Ob die Geschichte vom Esel metapherntauglich und allegorisch zu lesen ist, frage ich mich während des Films. Anders als etwa Border (2009) des armenischen Regisseurs Harutyun Khachatryan, der einen freiheitsliebenden Büffel im Grenzgebiet von Armenien-Aserbaidschan als symbolhaften Helden für die jüngere Geschichte inszenierte, sucht man in EO vergeblich nach einer vergleichbaren, abstrakteren zweiten Ebene. Skolimowski scheint in dieser Spätphase seines Werks den Menschen nur noch als Spezies sehen zu können, die am besten abdanken sollte. Ein Kommentar auf die aktuelle politische Lage in Polen lässt sich natürlich leicht behaupten, drängt sich aber nicht auf.
Und so reiht sich EO in seiner Seltsamheit in die Linie des avantgarde-getriebenen politischen Kinos ein, das niemals vordergründig politisch ist, sondern in der Wahl seiner ästhetischen Mittel den Angriff auf das herrschende System, hier den Menschen in toto, wagt.
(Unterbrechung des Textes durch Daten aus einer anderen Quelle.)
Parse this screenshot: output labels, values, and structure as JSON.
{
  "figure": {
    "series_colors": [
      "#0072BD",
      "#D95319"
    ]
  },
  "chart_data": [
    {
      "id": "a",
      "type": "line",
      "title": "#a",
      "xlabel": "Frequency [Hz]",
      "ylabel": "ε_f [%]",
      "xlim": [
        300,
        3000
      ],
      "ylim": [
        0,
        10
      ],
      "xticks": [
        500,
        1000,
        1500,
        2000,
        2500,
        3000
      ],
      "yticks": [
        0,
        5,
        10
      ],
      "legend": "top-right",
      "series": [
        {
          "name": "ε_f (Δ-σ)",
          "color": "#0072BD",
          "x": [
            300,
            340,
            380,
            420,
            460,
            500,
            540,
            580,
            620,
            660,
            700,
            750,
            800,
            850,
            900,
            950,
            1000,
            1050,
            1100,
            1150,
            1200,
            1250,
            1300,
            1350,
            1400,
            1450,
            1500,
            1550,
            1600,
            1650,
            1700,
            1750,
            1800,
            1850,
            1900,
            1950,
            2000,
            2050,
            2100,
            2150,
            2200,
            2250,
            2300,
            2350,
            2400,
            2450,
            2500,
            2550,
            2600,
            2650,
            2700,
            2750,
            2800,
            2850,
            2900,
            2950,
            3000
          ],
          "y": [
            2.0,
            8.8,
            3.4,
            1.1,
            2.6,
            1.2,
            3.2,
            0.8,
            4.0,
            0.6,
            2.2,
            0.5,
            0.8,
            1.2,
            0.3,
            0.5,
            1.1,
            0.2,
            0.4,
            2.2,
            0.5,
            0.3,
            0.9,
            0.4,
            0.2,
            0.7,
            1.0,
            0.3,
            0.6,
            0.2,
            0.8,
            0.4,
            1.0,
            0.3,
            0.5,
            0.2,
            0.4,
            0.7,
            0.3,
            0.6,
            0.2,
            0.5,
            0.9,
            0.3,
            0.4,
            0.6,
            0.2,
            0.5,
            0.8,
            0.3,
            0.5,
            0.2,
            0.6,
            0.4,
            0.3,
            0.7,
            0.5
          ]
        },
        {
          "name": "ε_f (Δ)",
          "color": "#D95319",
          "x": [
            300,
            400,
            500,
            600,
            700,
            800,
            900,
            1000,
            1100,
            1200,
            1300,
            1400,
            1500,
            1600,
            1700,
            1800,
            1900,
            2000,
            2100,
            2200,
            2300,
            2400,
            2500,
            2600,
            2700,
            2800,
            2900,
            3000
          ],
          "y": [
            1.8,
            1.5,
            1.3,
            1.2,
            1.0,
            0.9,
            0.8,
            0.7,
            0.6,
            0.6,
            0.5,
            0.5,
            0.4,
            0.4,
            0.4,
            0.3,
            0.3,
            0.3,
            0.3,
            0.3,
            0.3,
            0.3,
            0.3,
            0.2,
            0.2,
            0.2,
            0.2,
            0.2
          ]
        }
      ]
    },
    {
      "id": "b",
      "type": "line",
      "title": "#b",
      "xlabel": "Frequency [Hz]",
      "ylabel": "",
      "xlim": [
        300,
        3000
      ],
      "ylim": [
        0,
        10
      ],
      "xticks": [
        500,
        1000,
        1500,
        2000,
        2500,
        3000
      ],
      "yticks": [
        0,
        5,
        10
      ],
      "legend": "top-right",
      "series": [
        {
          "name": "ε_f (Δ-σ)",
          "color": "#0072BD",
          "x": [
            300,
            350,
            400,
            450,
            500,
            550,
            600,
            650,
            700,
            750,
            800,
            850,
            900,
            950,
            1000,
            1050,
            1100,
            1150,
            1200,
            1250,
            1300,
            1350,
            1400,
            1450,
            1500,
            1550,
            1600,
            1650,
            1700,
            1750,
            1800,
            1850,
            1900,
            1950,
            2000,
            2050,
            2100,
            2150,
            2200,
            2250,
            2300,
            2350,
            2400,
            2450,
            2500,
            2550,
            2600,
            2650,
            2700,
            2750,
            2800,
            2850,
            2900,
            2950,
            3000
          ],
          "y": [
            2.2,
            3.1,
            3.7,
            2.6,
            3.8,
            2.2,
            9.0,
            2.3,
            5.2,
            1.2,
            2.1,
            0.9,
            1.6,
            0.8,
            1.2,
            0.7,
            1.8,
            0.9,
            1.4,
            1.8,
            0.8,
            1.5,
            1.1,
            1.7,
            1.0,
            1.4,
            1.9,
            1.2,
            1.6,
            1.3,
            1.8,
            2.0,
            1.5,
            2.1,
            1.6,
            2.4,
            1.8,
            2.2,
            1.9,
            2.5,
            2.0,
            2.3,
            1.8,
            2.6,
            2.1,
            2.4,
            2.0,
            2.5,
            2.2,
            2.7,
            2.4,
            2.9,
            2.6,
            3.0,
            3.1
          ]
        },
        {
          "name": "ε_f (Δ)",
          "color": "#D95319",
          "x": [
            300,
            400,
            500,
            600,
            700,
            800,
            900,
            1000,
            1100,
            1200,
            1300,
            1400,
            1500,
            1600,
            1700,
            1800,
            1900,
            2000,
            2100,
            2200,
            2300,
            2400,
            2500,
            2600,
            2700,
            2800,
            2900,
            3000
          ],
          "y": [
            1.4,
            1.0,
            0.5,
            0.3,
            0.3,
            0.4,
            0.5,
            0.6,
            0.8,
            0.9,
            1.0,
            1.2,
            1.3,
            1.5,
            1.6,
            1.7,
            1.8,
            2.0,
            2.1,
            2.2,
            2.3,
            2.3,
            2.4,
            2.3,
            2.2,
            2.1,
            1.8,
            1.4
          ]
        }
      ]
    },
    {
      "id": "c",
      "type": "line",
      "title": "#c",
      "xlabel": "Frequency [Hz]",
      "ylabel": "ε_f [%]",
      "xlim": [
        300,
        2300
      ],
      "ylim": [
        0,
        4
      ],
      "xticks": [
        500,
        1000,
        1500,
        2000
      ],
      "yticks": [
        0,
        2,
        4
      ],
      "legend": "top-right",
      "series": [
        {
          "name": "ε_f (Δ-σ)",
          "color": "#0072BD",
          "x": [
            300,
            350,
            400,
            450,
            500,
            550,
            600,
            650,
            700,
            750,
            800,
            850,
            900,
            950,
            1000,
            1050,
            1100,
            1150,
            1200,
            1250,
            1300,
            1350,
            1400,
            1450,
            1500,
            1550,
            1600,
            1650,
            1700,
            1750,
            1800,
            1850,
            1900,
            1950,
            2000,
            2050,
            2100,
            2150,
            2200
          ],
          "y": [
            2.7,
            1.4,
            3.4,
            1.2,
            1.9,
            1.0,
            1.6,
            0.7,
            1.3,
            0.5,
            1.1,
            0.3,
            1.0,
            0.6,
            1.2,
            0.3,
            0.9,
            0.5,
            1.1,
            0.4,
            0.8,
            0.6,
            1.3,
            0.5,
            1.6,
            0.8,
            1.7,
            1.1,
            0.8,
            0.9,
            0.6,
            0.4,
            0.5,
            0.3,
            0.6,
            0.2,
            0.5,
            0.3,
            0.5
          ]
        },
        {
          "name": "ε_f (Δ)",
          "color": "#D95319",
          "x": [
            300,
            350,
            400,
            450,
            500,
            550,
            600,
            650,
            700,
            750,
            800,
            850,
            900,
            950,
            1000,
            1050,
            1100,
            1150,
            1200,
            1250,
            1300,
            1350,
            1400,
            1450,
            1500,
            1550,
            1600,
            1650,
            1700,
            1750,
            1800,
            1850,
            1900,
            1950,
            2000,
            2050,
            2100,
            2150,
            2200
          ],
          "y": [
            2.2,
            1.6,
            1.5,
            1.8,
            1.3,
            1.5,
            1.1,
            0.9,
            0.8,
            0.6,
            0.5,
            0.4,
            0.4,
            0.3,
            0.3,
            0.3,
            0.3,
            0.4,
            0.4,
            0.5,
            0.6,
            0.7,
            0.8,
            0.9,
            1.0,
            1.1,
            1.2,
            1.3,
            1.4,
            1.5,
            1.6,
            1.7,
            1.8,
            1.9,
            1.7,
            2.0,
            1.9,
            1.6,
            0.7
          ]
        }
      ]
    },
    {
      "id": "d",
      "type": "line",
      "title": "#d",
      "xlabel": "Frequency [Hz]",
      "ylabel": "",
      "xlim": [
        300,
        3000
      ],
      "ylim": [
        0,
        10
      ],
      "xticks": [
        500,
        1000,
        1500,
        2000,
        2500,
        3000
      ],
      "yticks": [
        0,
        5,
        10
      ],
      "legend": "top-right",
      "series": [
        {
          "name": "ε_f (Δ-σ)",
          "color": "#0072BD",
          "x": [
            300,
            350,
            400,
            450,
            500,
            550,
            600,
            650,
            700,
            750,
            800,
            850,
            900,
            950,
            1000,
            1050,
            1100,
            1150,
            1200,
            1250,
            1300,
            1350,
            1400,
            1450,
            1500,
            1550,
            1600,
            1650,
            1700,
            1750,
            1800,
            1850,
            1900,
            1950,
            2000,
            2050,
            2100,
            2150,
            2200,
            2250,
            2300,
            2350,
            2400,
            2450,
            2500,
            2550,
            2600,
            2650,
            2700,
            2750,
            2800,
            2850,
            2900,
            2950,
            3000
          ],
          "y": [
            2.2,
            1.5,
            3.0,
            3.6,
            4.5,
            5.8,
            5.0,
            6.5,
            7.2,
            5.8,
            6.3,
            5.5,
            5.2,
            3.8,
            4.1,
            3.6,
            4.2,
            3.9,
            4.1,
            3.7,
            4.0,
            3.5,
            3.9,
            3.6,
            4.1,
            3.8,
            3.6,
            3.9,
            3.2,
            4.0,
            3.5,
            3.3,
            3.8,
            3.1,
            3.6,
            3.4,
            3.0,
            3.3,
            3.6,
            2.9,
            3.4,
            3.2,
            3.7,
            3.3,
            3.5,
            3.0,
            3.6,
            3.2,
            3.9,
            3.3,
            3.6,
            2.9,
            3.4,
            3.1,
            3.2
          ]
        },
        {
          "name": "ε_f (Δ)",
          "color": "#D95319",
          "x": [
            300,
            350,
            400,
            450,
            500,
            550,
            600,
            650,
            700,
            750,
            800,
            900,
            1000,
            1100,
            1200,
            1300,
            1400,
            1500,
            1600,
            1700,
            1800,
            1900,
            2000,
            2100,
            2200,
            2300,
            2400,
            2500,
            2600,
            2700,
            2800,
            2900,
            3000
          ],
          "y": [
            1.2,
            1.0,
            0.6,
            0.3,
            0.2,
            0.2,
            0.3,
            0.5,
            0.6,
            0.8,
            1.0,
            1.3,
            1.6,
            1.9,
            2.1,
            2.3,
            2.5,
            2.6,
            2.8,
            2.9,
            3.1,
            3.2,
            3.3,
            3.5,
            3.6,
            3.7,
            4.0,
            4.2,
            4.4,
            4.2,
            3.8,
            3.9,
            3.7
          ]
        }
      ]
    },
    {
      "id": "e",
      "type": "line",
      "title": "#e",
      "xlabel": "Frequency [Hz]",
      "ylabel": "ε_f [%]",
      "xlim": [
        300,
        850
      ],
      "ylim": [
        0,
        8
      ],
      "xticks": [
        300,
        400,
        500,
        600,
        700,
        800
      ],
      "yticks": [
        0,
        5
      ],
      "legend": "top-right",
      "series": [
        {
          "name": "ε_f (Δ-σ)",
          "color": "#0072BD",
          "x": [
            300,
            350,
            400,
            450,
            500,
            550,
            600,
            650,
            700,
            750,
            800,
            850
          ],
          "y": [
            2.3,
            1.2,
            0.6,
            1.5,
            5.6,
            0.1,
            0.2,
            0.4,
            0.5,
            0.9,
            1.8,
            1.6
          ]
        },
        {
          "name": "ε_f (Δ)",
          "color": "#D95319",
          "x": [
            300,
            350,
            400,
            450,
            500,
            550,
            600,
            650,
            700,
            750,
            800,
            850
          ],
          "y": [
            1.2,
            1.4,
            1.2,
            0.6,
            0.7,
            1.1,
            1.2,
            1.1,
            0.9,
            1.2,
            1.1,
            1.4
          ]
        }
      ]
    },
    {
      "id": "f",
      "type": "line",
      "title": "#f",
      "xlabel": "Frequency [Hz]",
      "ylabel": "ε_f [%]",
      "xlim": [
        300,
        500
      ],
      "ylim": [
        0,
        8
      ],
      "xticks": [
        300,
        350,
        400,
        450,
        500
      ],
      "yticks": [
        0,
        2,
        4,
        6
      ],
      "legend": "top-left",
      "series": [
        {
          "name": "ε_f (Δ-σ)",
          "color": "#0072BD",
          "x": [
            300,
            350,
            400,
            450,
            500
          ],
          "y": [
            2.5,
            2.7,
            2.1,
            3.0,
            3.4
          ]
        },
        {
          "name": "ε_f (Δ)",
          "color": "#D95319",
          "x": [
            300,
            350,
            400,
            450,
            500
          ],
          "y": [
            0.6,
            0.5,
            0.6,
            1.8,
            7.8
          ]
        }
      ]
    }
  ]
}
Mal sehen, wie lange diese vorübergehende Esels-Identifikation anhalten wird. Ich fühle mich am heutigen zweiten Tag schon viel mehr als Akteurin als gestern, nicht mehr wie ahnungsloses Pressevieh. Ich habe also vom Esel gelernt. Ich bin jetzt eine Checker-Cannes-Novizin, die noch immer nicht schlecht staunt.